3. The process according to claim 2, wherein the solvent at step (a) is selected from alcoholic solvent, halogenated solvent, cyclic solvent, protic solvent, aromatic solvent, ketone, ester, hydrocarbon, nitrile, amide, amine, ether, water or a mixture thereof.
4. A process for obtaining pure Deferasirox (1) or its salt containing hydrazine impurity less than about 0.75 ppm; comprising treating the crude deferasirox with a ketone solvent.
5. A process for obtaining pure Deferasirox (I) or its salt containing hydrazine impurity less than about 0.75 ppm; comprising the steps of:
(i) suspending Deferasirox in a ketone solvent, (ii) heating the reaction mixture of step (i), (iii) cooling the reaction mixture of step (ii), (iv) isolating the pure Deferasirox.

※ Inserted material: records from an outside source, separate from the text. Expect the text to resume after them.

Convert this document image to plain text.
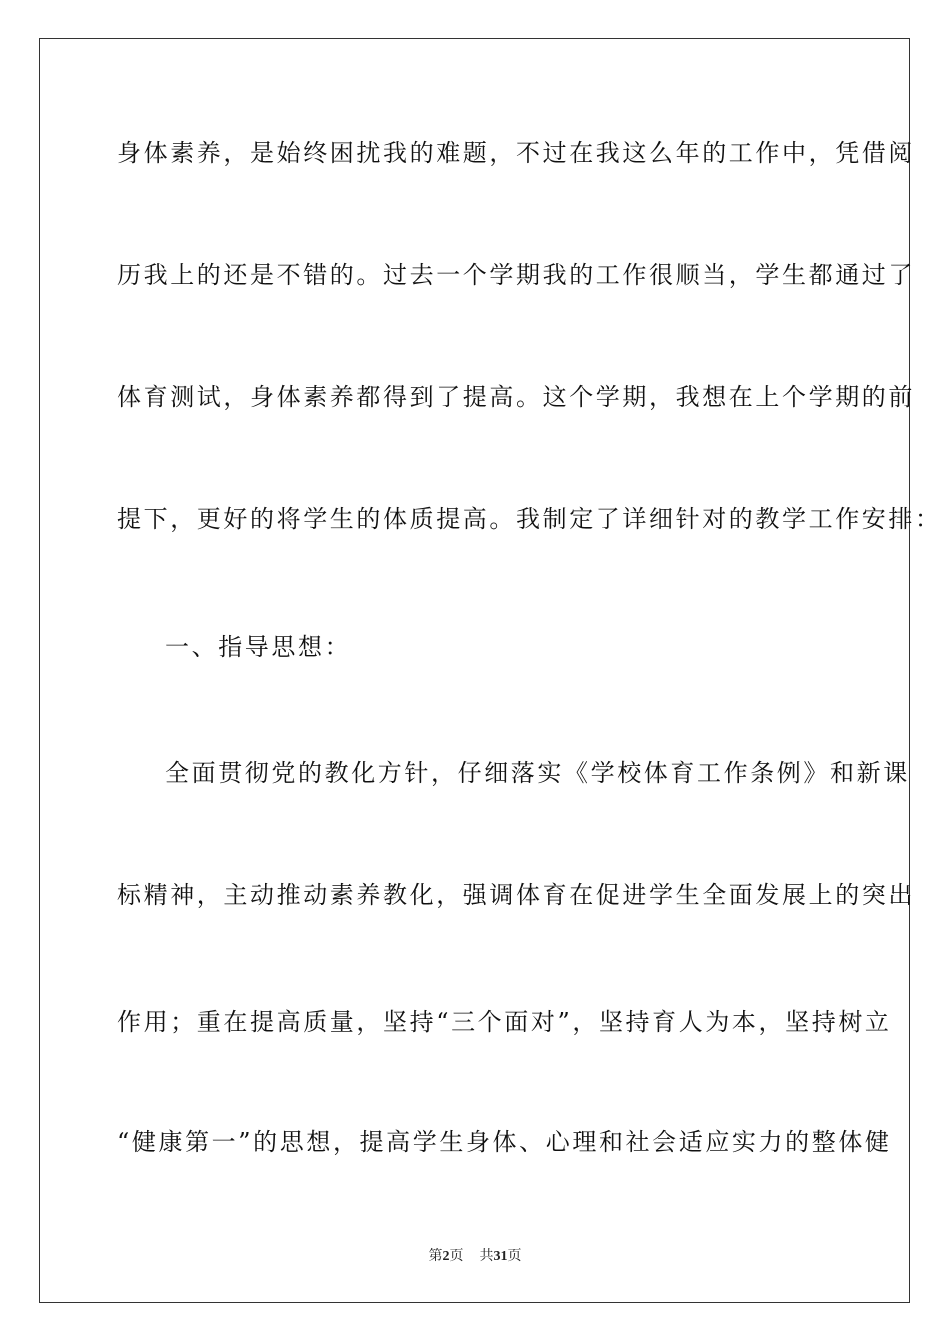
身体素养，是始终困扰我的难题，不过在我这么年的工作中，凭借阅
历我上的还是不错的。过去一个学期我的工作很顺当，学生都通过了
体育测试，身体素养都得到了提高。这个学期，我想在上个学期的前
提下，更好的将学生的体质提高。我制定了详细针对的教学工作安排：
一、指导思想：
全面贯彻党的教化方针，仔细落实《学校体育工作条例》和新课
标精神，主动推动素养教化，强调体育在促进学生全面发展上的突出
作用；重在提高质量，坚持“三个面对”，坚持育人为本，坚持树立
“健康第一”的思想，提高学生身体、心理和社会适应实力的整体健
第2页 共31页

6. The process according to the claim 2 or 5, wherein the heating temperature of is ranging from 60 °C to 80 °C.
7. The process according to the claim 2 or 5, wherein the cooling temperature of is ranging

from 25 °C to 35 °C.
8. Deferasirox or its salt containing hydrazine impurity less than about 0.75 ppm.
9. A pharmaceutical composition comprising of pure Deferasirox (I) or its salt containing hydrazine impurity less than about 0.75 ppm, pharmaceuticaly acceptable carriers and excipients.